High-er EdU-cationHigh-throughput screens for potential therapeutic agents targeting diseases that affect cell growth or division depend on assays that measure cell proliferation. Many of these are endpoint assays that measure cell number by determining metabolic activity, ATP content, or cellular biomass. However, while cell number partially indicates cell proliferation, it cannot distinguish effects on cell death from cell proliferation, nor does it indicate the cell cycle phase of samples.

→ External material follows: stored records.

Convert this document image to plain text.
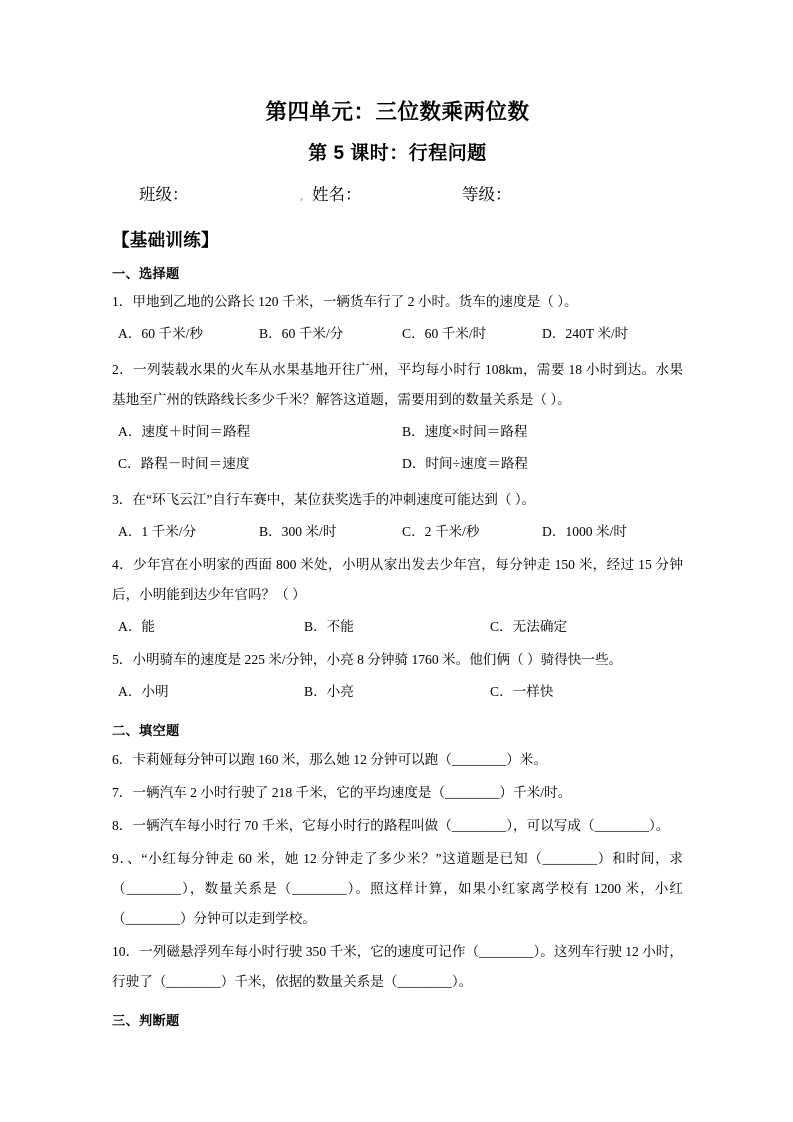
第四单元：三位数乘两位数
第 5 课时：行程问题
班级：	姓名：	等级：
【基础训练】
一、选择题

1．甲地到乙地的公路长 120 千米，一辆货车行了 2 小时。货车的速度是（ ）。

A．60 千米/秒	B．60 千米/分	C．60 千米/时	D．240T 米/时

2．一列装载水果的火车从水果基地开往广州，平均每小时行 108km，需要 18 小时到达。水果基地至广州的铁路线长多少千米？解答这道题，需要用到的数量关系是（ ）。

A．速度＋时间＝路程	B．速度×时间＝路程
C．路程－时间＝速度	D．时间÷速度＝路程

3．在“环飞云江”自行车赛中，某位获奖选手的冲刺速度可能达到（ ）。

A．1 千米/分	B．300 米/时	C．2 千米/秒	D．1000 米/时

4．少年宫在小明家的西面 800 米处，小明从家出发去少年宫，每分钟走 150 米，经过 15 分钟后，小明能到达少年官吗？（ ）

A．能	B．不能	C．无法确定

5．小明骑车的速度是 225 米/分钟，小亮 8 分钟骑 1760 米。他们俩（ ）骑得快一些。

A．小明	B．小亮	C．一样快
二、填空题

6．卡莉娅每分钟可以跑 160 米，那么她 12 分钟可以跑（________）米。

7．一辆汽车 2 小时行驶了 218 千米，它的平均速度是（________）千米/时。

8．一辆汽车每小时行 70 千米，它每小时行的路程叫做（________），可以写成（________）。

9．、“小红每分钟走 60 米，她 12 分钟走了多少米？”这道题是已知（________）和时间，求（________），数量关系是（________）。照这样计算，如果小红家离学校有 1200 米，小红（________）分钟可以走到学校。

10．一列磁悬浮列车每小时行驶 350 千米，它的速度可记作（________）。这列车行驶 12 小时，行驶了（________）千米，依据的数量关系是（________）。

三、判断题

Proliferation can be more accurately determined by measuring DNA replication through incorporation of labeled nucleotides, such as 5-bromo-2′-deoxyuridine (BrdU), into newly synthesized DNA. BrdU incorporation can be detected by flow cytometry or microscopy, enabling the measurement of DNA synthesis in individual cells of a heterogeneous population. But this approach requires a monoclonal anti-BrdU antibody and antigen access induced by heat, acid, or nuclease treatment, which can be harsh on the samples and expensive for high-throughput screening applications. As an alternative, T. Gonda and colleagues at University of Queensland (Brisbane, Australia) have adapted the cell proliferation assay that is based on the incorporation of the novel nucleoside analog 5-ethynyl-2′-deoxyuridine (EdU). The alkyne-substituted nucleoside incorporated in DNA can be coupled with azide-substituted fluorescent dyes through a copper-catalyzed cycloaddition (CuAAC or “click ”) reaction that is rapid, highly specific, and involves minimal sample treatment. This less expensive protocol does not require commercial kits or custom reagents and is fully automated to work with 96-well plates in a high-throughput liquid handing system. Treated samples are analyzed in situ by high-content fluorescent microscopic imaging. The authors validated their method by assaying the proliferation of MCF10A mammary epithelial cells grown in various serum concentrations with or without epidermal growth factor (EGF), as well as treating the cells with various inhibitors of protein kinases in the EGF signaling pathway. When coupled with the DNA stain 4,6′-diamidino-2-phenylindole (DAPI), this adaptation of the EdU incorporation assay for DNA synthesis was demonstrated to be well-suited for analysis of cell proliferation in a high-throughput format.